Alternativa correta: D - Shellbags

A questão aborda a análise forense em ambientes Windows, focando em como identificar pastas que foram acessadas por um usuário específico. Esse tipo de análise é crucial em investigações de segurança, onde é necessário rastrear atividades e acesso a arquivos e pastas dentro do sistema operacional.

Para resolver essa questão, é importante conhecer diferentes componentes e ferramentas do Windows que armazenam dados sobre atividades do sistema e usuários. Vamos analisar cada alternativa para entender por que a correta é a alternativa D.

SAM (Security Account Manager): O SAM armazena informações sobre contas de usuários e senhas no Windows. Embora seja crucial para segurança e autenticação, ele não registra especificamente quais pastas foram acessadas por um usuário.

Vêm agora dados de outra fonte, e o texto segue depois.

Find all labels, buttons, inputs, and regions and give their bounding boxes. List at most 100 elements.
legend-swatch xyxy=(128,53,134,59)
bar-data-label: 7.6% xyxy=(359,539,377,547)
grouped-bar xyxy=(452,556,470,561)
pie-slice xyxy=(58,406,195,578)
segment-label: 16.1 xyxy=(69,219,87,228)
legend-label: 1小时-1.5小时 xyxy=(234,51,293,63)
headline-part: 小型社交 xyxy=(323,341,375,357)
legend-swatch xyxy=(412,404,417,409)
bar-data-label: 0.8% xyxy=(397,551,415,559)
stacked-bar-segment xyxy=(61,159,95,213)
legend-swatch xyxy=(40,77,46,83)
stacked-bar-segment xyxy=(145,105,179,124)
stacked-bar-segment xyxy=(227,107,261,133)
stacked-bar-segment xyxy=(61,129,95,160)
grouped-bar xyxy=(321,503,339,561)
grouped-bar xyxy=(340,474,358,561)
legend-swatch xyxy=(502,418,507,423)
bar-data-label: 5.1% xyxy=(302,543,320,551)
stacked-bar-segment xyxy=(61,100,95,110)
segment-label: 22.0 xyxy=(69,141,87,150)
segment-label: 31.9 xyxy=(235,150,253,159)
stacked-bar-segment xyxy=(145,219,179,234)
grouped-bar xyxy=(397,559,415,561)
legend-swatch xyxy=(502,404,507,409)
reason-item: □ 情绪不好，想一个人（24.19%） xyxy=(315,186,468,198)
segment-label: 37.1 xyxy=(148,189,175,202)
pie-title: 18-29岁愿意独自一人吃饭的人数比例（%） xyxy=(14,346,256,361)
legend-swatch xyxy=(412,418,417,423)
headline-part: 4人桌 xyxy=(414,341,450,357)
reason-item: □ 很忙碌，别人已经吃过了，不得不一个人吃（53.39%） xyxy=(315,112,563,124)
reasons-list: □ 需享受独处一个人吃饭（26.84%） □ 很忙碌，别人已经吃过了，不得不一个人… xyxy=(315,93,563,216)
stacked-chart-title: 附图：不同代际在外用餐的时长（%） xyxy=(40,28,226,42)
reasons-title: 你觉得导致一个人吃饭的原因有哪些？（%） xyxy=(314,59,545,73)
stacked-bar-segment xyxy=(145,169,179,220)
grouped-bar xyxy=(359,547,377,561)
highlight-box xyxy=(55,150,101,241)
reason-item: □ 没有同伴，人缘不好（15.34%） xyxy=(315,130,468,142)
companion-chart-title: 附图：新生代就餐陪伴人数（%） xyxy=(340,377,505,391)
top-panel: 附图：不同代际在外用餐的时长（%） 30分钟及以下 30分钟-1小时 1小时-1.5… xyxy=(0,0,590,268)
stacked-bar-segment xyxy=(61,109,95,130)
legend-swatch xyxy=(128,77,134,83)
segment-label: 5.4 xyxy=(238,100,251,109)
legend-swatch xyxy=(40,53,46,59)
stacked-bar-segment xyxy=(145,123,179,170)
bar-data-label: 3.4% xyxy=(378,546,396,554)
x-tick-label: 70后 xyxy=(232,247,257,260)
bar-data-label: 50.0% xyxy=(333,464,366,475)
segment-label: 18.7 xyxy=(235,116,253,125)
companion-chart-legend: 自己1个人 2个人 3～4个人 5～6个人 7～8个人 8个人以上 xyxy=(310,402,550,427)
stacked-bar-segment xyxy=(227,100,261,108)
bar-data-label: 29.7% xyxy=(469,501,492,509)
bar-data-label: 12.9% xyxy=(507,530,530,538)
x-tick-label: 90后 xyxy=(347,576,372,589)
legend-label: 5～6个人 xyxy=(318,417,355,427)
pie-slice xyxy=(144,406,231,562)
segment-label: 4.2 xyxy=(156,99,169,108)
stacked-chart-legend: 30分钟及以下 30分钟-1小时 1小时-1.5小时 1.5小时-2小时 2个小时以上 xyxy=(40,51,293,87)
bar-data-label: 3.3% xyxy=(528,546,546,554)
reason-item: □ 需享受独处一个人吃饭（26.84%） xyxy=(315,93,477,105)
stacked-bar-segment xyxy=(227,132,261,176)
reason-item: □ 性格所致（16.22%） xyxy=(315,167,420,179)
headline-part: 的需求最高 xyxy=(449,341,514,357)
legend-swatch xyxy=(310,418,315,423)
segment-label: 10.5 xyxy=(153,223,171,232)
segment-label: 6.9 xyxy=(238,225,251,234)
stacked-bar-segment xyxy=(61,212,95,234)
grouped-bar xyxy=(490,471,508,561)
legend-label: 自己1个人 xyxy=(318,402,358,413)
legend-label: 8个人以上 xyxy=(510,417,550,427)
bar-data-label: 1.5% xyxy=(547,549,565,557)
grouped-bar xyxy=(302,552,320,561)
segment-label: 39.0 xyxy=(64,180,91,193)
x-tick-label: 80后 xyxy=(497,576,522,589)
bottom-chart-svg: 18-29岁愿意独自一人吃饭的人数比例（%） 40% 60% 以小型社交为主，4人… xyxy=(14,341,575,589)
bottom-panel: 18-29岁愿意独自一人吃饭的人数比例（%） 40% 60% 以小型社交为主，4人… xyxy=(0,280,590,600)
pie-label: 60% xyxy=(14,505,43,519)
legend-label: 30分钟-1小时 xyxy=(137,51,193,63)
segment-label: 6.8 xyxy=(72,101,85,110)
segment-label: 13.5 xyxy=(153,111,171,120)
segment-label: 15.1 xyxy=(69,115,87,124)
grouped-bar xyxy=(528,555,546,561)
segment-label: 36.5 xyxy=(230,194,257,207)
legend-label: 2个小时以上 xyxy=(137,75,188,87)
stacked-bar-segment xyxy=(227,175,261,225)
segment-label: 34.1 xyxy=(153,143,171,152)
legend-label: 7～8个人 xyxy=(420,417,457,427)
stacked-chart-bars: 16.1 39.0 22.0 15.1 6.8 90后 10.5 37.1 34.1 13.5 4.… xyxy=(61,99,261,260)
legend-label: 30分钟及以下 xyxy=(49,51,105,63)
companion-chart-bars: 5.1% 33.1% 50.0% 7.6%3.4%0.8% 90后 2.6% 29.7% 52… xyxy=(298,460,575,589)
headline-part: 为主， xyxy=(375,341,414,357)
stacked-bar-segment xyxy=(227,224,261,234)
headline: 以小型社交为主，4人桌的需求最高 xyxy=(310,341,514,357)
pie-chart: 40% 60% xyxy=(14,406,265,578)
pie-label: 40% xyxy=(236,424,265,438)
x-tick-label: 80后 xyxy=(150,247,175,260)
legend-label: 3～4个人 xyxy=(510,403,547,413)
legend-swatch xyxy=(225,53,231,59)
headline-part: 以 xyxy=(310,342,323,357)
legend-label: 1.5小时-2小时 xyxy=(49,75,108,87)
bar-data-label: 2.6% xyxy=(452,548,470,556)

NTFS: O NTFS (New Technology File System) é o sistema de arquivos padrão do Windows que controla como arquivos são armazenados e recuperados. Ele oferece recursos como permissões de arquivos e registro de operações, mas não é voltado para fornecer uma lista detalhada de pastas acessadas por usuários.

Active Directory: O Active Directory é um serviço de diretório usado para gerenciar permissões e acessar recursos em uma rede. Embora ele armazene muitas informações sobre usuários e computadores, ele não registra detalhes sobre pastas acessadas em um sistema local.

DLLs: As DLLs (Dynamic-Link Libraries) são bibliotecas que contêm código e dados usados por programas do Windows. Elas não têm relação com o registro de atividades de acesso a pastas por usuários.

Shellbags: As Shellbags são chaves de registro no Windows que armazenam detalhes sobre a visualização e configuração de pastas abertas pelo usuário, como caminho da pasta, opções de visualização, posição da janela, entre outros. Elas são extremamente úteis em investigações forenses porque podem revelar quais pastas foram acessadas e quando.

Portanto, a alternativa D - Shellbags é a correta, pois é ela que contém os dados necessários para que um perito forense consiga verificar quais pastas foram acessadas por um determinado usuário.